Newcastle sculptor Dean makes innovative use of industrial materials like corrugated metal and steel bars, while the Tate describes Marten’s tricky-to-interpret art as “slippery and elusive in both form and meaning”.
Pryde, from Northumberland, is shortlisted for her San Francisco show, lapses in Thinking By the person i Am, in which visitors were invited to ride a model train around the exhibition as they admired her photography.
The reasoning behind this year’s shortlist is yet to be outlined by the jury, but further details can be expected later on Thursday.
Last year’s Turner Prize was won by London architecture collective Assemble for their Granby Four Streets community project.

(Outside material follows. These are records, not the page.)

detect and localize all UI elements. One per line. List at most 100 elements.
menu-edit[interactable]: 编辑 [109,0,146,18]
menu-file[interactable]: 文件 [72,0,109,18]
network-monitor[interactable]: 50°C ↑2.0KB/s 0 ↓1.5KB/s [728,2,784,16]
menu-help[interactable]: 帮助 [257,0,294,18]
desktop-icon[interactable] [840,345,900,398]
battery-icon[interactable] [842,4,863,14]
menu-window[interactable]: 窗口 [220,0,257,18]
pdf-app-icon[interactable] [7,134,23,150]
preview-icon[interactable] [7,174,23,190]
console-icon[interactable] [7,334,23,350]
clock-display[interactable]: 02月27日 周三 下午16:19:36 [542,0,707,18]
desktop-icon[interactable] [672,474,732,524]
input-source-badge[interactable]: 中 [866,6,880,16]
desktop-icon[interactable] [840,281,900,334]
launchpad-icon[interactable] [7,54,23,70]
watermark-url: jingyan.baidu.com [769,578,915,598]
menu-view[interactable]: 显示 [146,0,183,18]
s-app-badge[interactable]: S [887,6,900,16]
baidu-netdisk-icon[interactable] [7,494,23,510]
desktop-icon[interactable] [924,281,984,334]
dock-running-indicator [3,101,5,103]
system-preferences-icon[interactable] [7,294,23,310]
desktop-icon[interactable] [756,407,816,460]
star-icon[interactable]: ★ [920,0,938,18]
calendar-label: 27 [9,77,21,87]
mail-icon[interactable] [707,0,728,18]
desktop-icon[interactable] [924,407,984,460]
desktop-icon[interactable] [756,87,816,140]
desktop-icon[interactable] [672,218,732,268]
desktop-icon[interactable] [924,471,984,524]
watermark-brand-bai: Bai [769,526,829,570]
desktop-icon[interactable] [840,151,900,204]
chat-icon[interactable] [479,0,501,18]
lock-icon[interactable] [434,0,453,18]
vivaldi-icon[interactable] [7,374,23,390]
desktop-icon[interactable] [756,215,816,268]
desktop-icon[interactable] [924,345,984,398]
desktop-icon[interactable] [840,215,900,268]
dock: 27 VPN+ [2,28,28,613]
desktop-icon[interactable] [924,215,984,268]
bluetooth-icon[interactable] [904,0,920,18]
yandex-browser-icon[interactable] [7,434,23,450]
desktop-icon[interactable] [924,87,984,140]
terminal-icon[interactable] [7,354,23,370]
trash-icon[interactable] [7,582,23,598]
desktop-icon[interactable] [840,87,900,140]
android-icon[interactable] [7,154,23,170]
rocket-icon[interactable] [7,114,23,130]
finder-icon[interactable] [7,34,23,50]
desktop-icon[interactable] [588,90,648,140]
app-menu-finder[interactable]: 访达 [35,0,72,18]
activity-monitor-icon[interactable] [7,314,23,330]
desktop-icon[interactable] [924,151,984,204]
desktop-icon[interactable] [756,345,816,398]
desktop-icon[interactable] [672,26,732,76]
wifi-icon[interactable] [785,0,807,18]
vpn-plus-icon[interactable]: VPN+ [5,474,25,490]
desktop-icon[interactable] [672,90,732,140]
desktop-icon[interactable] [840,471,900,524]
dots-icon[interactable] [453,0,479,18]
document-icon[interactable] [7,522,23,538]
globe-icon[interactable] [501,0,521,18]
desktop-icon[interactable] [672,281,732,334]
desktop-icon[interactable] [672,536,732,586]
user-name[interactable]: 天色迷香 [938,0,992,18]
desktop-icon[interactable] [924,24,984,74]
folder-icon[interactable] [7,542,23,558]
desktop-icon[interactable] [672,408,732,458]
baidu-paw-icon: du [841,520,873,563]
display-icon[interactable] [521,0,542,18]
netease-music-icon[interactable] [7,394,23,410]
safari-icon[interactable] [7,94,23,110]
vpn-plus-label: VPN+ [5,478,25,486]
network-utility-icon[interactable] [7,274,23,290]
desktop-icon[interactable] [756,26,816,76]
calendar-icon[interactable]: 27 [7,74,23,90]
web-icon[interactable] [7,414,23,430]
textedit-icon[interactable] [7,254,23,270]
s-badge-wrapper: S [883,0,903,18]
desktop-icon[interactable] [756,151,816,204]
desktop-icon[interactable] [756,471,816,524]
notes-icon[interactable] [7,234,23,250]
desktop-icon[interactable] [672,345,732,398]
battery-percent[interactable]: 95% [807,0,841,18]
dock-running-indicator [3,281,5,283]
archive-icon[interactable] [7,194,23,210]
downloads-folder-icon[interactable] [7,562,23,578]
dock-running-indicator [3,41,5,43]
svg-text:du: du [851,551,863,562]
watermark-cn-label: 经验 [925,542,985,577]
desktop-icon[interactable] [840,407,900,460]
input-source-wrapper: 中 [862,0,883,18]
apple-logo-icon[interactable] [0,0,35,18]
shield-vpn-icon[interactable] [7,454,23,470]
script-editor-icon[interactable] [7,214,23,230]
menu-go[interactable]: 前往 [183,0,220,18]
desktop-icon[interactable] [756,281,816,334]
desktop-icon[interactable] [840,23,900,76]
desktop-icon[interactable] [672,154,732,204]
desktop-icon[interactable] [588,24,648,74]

Past winners include Damien Hirst, Martin Creed and Gilbert & George.
The 2016 winner will be announced at the Tate in December. The grand prize is £25,000 with each of the other shortlisted artists taking home £5,000.
Here is a little more about each of this year’s nominees:
Anthea Hamilton
Hamilton explores a range of scales and mediums from sculpture to performance art, often drawing on the comic, sexual and surreal. She is shortlisted for Anthea Hamilton: Lichen! Libido! Chastity! at SculptureCentre, New York.
Michael Dean
Dean works mainly in sculpture, focusing on the “phsyical presentation of language”. The everyday urban environment strongly features and he makes use of unexpected materials widely considered to be ugly. He is shortlisted for two exhbitions: Sic Glyphs at South London Gallery and Qualities of Violence at de APpel arts centre, Amsterdam.
Helen Marten
Marten finds inspiration in an eclectic range of objects. Her work is hard to interpret or classify, making it all the more intriguing. She is shortlisted for a variety of projects including Eucalyptus Let Us In at Green Naftali, New York.
Josephine Pryde
Pryde is enthralled by the relationship between art and photography, focusing on the idea of art as a commodity and questining the traditions of the art world. She is shortlisted for lapses in Thinking By the person i Am at CCA Wattis, San Francisco.